When this happens, I would like all of the non-erroring rows to be inserted successfully and my code to somehow determine which row(s) failed.

I can do this by inserting each record in a separate transaction, but that would be very inefficient for the vast majority of cases, where all records are expected to insert cleanly.

What tools and strategies exist to accomplish these goals?

Nevo
  • 752
  • 2
  • 9
  • 22
  • Using [SAVEPOINT](https://www.postgresql.org/docs/current/sql-savepoint.html) within a plpgsql loop with exception handling will help in your case. Have a look at the answer of @LaurenzAlbe to [this](https://stackoverflow.com/questions/42638907/savepoint-in-postgresql-function) thread. – Stefanov.sm Oct 08 '21 at 17:12
  • With the exception of duplicates, you can validate the data before inserting. For duplicates use an [`on conflict` clause](https://www.postgresql.org/docs/13/sql-insert.html#SQL-ON-CONFLICT). – Schwern Oct 08 '21 at 19:44
  • @Schwern I am having in mind cases when incoming data needs non-trivial mapping into more than one table and may have various format and/or semantic faults. Hence the pattern - let it bang and then react.
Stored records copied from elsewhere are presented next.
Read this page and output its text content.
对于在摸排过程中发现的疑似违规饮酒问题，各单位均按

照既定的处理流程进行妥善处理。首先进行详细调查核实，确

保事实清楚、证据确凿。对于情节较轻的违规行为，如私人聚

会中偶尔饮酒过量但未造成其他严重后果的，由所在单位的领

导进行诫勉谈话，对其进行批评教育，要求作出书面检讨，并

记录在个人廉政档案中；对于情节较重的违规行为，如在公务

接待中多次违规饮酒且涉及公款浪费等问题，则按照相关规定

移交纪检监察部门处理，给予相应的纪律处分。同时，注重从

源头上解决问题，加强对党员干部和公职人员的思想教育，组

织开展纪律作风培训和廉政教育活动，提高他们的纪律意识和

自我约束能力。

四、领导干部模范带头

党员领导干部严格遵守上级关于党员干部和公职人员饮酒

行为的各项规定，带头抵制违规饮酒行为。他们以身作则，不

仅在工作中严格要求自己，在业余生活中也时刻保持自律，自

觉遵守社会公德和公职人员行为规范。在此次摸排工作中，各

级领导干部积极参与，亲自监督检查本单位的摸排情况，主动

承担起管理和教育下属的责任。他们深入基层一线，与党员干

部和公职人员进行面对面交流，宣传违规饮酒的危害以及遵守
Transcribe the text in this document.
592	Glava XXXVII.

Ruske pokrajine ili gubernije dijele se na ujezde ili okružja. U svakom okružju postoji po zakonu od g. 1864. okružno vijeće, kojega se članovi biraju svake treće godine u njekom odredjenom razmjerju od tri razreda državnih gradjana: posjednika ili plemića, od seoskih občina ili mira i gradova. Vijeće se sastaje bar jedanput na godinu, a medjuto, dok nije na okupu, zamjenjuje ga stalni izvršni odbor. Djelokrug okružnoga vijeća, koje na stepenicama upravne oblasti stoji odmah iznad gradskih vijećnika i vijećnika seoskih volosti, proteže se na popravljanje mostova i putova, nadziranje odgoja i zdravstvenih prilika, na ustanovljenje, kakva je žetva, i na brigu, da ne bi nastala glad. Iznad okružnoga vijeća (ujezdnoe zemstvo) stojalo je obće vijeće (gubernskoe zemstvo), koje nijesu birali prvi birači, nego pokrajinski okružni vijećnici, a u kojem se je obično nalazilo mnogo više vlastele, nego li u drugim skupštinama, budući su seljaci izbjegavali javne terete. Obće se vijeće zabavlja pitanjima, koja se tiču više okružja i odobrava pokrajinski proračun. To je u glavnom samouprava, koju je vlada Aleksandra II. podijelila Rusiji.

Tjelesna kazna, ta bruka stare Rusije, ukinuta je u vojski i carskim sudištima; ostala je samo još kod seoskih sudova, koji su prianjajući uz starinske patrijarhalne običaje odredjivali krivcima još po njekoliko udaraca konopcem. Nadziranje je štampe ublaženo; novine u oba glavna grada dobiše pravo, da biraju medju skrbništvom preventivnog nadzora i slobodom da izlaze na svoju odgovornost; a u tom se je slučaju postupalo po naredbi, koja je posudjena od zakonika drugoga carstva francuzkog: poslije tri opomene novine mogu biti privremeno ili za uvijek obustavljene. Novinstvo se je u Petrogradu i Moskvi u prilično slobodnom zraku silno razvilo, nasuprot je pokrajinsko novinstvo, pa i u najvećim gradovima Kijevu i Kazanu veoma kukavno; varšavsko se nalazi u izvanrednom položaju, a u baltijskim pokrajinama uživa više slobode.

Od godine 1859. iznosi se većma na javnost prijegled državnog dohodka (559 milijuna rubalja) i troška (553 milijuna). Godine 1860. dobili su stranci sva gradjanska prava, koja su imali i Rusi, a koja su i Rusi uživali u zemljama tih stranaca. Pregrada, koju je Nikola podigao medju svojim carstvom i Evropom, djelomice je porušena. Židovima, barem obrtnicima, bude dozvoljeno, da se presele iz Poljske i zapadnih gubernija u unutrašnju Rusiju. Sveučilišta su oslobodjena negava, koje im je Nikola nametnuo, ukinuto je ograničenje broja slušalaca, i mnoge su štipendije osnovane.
Of course this does not exclude your suggestion to validate before or while processing and mapping before insertion. – Stefanov.sm Oct 09 '21 at 08:46
  • @Stefanov.sm A framework like Rails would provide for such mapping and [validation](https://guides.rubyonrails.org/active_record_validations.html), plus [activerecord-import](https://github.com/zdennis/activerecord-import) to make bulk inserts with validation efficient. – Schwern Oct 09 '21 at 20:55
  • @Schwern There are many options of course. – Stefanov.sm Oct 10 '21 at 07:02

1 Answers1

0

I would suggest two options.

A. Here is some pseudocode in the logic tier, I hope clear.

open the data file;
issue 'BEGIN TANSACTION' to the DB;
while (there are lines left to read from the data file)
{
 read a line;
 try 
 {
   issue 'SAVEPOINT <name>' to the DB;
   process and insert the line into the target DB tables;  // This may bang
   issue 'RELEASE SAVEPOINT <name>' to the DB;
 }
 catch (exception ex)
 {
   issue 'ROLLBACK TO SAVEPOINT <name>' to the DB;
   handle the unfortunate event;
   log information about the failing line;
 }
}
issue 'COMMIT TANSACTION' to the DB;
close the data file;

Meanwhile if something catastrophic happens then you can issue ROLLBACK TANSACTION to the DB as usual.

B. Another approach would be to do the same in a plpgsql function. I have done this some time ago and it worked very well:

  • Create a foreign table from the data file in pg_temp schema (i.e. a temporary foreign table so that the solution will be concurrent);
  • The foreign table should have a single column of type text;
  • Then read line by line in an implicit cursor loop.

Some more plpgsql-like pseudocode.

for running_line in select the_line_column from pg_temp.the_foreign_table loop
 begin
  -- process and insert running_line into the target tables;
 exception when others then
  -- handle the unfortunate event;
 end;
end loop;

Both worked well. The latter is very fast.

Stefanov.sm
  • 11,215
  • 2
  • 21
  • 21